Getting a clean PDF from Plotly is not at all trivial, something I hadn’t measured going in. Charts are interactive SVGs, sized at first render in the browser. So if you just flip to print, the layout breaks, because the chart keeps its original width (typically 1,200px HTML viewport) while the A4 page is 794px.

The recipe that works with Playwright: load the HTML, wait for every .js-plotly-plot to have its .main-svg, then call page.emulate_media("print") to activate print CSS, shrink the viewport to A4 width (794px), and force a Plotly.Plots.resize() on every chart to recompute. Wait a second and a half for the relayout to stabilize, then page.pdf(). A bit cobbled, but the output is clean.

Print CSS has its own rules: collapse two-column to single-column (charts span full width), hide the DataTables chrome that makes no sense offline, impose clean page breaks between major parts, shrink heights so a chart fits with its caption and methodological note on a single page. Many small adjustments before you get a PDF you actually want to open all the way through.

What’s left for V2

Two tracks need more API compute time and will move to V2. First, career longevity, which requires hitting /players/{id}/tournaments for every player. That’s 2,600 requests, or about three hours of fetching within the rate limit. Hypothesis: careers are very short on FPS, much longer on MOBA. Would be interesting to quantify.

Second, roster rotation, the percentage of players who change teams year over year. A metric often commented on by the community, especially around off-season transfers, but rarely properly measured. Should be doable without many extra calls since we already have rosters.csv.

Tech stack

Nothing exotic. Python 3.13 with requests, pandas, numpy, pycountry, python-dotenv. Plotly for all charts, with a custom simple_white theme. DataTables.js for the interactive table (lightweight, does the job). Playwright plus headless Chromium for faithful PDF rendering. And PandaScore as the single data source.

What this project taught me

Three things struck me, more or less connected to the subject itself.

First, a chart that looks clean can hide a major methodological bias. The reflex of asking yourself “could this line have been built otherwise than by reflecting a truth?” is worth its weight in gold. My linear chart could have passed for insight, while it was a pure artifact. So I try more and more to do this kind of cold re-read, ideally the next day, because fresh off the build we’re a bit too proud of the result to critique it honestly.

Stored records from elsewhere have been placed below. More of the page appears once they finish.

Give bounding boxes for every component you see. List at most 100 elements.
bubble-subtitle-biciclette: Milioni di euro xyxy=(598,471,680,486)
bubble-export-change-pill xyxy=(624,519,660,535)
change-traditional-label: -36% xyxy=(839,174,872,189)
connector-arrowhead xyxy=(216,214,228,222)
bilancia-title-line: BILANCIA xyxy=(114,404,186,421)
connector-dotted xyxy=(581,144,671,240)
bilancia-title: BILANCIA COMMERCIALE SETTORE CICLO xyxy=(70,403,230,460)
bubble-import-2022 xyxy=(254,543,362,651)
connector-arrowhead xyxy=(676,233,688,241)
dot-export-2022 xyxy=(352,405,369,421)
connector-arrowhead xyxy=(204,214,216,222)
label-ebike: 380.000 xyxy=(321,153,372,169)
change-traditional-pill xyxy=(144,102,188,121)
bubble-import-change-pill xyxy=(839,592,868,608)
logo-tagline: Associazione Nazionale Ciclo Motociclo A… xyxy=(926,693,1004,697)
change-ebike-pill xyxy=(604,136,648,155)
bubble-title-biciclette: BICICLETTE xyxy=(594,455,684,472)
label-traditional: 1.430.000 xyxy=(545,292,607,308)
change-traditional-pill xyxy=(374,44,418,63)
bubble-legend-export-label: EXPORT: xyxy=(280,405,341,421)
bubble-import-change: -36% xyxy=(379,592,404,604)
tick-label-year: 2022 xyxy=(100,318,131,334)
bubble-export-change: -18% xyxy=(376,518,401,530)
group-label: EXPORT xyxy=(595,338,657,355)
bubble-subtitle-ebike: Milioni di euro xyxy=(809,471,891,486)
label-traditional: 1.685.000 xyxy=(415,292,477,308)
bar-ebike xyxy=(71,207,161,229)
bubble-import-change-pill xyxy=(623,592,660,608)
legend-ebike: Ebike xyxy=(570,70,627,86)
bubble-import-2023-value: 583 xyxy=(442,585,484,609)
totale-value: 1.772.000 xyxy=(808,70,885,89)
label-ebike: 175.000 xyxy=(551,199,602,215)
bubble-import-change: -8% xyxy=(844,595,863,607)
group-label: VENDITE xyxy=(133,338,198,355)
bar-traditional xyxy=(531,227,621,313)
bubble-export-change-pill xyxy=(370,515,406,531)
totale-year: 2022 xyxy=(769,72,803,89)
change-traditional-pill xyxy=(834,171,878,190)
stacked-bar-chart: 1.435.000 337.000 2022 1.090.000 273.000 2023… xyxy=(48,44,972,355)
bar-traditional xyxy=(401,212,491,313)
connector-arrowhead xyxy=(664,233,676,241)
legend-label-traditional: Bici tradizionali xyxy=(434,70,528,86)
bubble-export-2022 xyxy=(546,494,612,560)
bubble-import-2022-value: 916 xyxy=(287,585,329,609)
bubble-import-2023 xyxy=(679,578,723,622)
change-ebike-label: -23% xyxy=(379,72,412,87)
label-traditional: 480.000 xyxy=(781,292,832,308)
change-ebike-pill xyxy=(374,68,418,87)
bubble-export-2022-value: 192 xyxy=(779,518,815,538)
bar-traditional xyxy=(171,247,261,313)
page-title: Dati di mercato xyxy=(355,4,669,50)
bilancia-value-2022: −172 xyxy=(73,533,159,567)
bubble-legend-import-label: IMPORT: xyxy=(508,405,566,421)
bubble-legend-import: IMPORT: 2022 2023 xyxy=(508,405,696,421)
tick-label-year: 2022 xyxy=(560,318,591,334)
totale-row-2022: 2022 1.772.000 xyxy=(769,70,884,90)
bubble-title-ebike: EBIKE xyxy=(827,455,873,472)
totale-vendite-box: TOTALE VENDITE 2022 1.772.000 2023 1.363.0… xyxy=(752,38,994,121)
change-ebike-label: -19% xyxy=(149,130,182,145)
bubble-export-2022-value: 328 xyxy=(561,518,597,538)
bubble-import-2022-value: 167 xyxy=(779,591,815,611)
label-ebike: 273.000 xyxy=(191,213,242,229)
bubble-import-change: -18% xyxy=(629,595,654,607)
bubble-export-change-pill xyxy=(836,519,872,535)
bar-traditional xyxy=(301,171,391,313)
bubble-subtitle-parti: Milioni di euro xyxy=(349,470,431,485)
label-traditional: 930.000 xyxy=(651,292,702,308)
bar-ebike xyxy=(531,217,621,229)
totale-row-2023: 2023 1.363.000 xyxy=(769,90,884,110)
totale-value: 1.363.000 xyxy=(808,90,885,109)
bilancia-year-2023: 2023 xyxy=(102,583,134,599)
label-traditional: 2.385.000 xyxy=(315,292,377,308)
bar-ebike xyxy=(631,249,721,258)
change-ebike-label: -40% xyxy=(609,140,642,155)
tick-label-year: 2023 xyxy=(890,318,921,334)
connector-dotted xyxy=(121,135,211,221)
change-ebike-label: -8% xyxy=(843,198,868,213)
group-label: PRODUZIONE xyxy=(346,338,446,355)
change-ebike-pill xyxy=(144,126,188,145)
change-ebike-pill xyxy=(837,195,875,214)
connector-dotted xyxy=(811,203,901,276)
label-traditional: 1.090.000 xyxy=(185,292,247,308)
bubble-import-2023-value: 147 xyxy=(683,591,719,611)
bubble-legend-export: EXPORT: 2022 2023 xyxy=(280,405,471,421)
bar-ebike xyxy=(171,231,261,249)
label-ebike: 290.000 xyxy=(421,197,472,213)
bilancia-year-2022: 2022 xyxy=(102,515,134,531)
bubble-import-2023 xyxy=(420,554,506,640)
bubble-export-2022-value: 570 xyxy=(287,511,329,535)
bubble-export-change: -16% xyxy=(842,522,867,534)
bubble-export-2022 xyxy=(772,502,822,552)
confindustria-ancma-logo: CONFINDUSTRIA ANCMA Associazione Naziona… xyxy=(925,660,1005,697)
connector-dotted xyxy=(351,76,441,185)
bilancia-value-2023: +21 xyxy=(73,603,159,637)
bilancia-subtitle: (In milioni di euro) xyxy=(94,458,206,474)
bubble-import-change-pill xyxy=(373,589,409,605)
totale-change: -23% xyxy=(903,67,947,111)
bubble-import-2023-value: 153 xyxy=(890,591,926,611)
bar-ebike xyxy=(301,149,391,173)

Second, the difference between a utility dashboard and an editorial report. It holds to very little actually: a serif typeface for titles, a muted palette, italic captions, polished page breaks. But it completely flips the reader’s perception. A detail of form that shifts the mental category the document gets filed under.

Third, more banal but worth noting: there’s always a rate limit somewhere. Adding a disk cache at the start of exploration is five minutes of code that saves fifty. I know it, I try to do it, and I still forget one time out of two.

The full editorial report (15 pages) esport-stats-report.pdf · 2.8 MB

Project wrapped in an evening and a few extra hours. With PandaScore’s paid API other horizons open up (more history years, more calls for longevity), but even in free tier, it’s a solid base for anyone who wants to play with esport data. And honestly, if you’re looking for a data project idea that’s rich, feasible, and original enough to fit on a CV, this is typically the kind of subject I’d recommend. There you go.